Una sorta di sondaggio per capire quanti ragazzi chiederebbero un prestito per iscriversi all’università e con quali aspettative.

Tra le domande infatti si legge “quanto hai speso finora? Quanto costa il corso che intendi seguire? Quanto ti ha condizionato nella scelta l’aspetto economico?”. E ancora “Sei attualmente beneficiario di una borsa di studio? Hai mai contratto un prestito per finanziare i tuoi studi? Perché non hai mai chiesto un prestito? Quanto saresti disposto a chiedere?”. 

L’iniziativa però non è andata a genio alle associazioni studentesche: l’Unione degli universitari ha avviato infatti una petizione online e un boicottaggio degli studenti per fermare il progetto e chiede l’immediato ritiro del sondaggio da parte del ministero dell’istruzione che, di fatto, lo ha avviato come previsto dal regolamento europeo che disciplina l’erogazione di risorse comunitarie. 

LE POLEMICHE
«La risposta al sottofinanziamento pubblico - denuncia l’Udu - non può essere ipotecare il futuro dei giovani. Negli Stati Uniti e in Gran Bretagna, dove i prestiti d’onore hanno addirittura sostituito le borse di studio, il debito studentesco ha prodotto povertà, aumentato le disuguaglianze e creato una bolla finanziaria tutt’altro che ignorabile». 

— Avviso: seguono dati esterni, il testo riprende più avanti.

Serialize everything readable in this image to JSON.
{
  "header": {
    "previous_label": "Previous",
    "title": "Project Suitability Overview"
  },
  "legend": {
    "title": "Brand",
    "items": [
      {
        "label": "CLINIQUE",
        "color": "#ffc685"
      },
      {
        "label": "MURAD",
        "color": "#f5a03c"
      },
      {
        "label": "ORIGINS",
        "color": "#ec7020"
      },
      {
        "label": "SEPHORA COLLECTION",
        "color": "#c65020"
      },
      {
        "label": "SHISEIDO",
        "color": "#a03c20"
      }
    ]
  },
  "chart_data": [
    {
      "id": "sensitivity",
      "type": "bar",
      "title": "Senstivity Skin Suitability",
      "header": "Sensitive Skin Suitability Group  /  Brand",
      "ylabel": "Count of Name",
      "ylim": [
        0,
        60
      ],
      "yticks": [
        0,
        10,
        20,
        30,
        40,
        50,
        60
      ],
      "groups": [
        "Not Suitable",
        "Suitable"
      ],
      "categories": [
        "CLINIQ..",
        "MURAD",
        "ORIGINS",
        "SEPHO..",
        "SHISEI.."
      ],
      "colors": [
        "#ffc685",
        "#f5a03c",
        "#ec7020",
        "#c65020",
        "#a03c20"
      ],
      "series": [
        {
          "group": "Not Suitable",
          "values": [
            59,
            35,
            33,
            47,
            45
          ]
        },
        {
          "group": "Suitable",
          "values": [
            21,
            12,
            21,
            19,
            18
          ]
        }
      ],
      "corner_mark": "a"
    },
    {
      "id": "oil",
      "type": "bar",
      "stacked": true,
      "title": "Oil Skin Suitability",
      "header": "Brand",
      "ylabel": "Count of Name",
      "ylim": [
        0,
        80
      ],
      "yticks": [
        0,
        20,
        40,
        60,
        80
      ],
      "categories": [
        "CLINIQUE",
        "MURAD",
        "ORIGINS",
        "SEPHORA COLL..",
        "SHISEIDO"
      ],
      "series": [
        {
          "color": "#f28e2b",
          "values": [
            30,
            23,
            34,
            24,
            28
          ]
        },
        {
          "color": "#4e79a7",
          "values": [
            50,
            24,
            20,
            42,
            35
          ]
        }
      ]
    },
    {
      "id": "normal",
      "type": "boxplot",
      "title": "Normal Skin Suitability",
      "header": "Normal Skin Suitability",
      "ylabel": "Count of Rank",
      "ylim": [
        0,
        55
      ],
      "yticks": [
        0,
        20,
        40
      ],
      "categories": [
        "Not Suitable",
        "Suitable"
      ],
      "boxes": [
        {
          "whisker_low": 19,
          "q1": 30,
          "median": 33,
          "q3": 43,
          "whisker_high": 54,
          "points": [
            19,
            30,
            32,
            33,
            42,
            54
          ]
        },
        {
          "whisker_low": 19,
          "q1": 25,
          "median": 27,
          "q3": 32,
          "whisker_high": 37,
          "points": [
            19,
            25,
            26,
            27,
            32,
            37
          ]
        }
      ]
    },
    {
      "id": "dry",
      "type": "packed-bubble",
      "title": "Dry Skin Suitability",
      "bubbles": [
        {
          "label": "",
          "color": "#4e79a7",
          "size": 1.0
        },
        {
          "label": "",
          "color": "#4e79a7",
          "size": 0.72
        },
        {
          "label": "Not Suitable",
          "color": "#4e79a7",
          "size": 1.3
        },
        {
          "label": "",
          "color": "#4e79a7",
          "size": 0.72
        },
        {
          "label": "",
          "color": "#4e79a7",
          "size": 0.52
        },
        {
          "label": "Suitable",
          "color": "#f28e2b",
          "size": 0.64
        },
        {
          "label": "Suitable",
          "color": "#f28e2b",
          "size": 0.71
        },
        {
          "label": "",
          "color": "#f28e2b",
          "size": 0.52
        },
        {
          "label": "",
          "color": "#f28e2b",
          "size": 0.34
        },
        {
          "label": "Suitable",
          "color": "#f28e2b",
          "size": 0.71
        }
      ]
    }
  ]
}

Ma il Miur sta studiando le carte, decidendo per una strada percorribile senza creare frizioni con le associazioni. Ieri infatti il sottosegretario del ministero dell’istruzione, Lorenzo Fioramonti, è stato ospite al Revolution Camp – Il villaggio studentesco per un confronto sulle principali questioni universitarie del momento. Primo fra tutti, quindi, il diritto allo studio da cui è scaturito, tra le altre problematiche, anche il dibattito sul prestito d’onore. «Fioramonti ha ribadito - spiega Elisa Marchetti, coordinatrice nazionale dell’Udu - che se lo strumento del prestito d’onore dovesse essere adottato, per gli impegni presi precedentemente, lo sforzo sarà rinegoziarne i termini di applicazione, in riferimento quindi all’aspetto del rientro del finanziamento. Accogliamo positivamente questa posizione: l’idea è di permettere allo studente di pagare il debito solo quando avrà trovato lavoro, non in base a tempistiche decise ex ante».

Sull’argomento è intervenuto anche il sottosegretario Salvatore Giuliano che, rispondendo ad un’interrogazione parlamentare, ha spiegato: «Il Ministero sta conducendo un’indagine preliminare per verificare la fattibilità dell’operazione. Si tratterebbe comunque di una misura aggiuntiva rispetto agli interventi più rilevanti e importanti che si intendono implementare e che sono riconducibili alla vigente normativa nazionale sul diritto allo studio, in particolare le borse di studio e alla No-Tax area».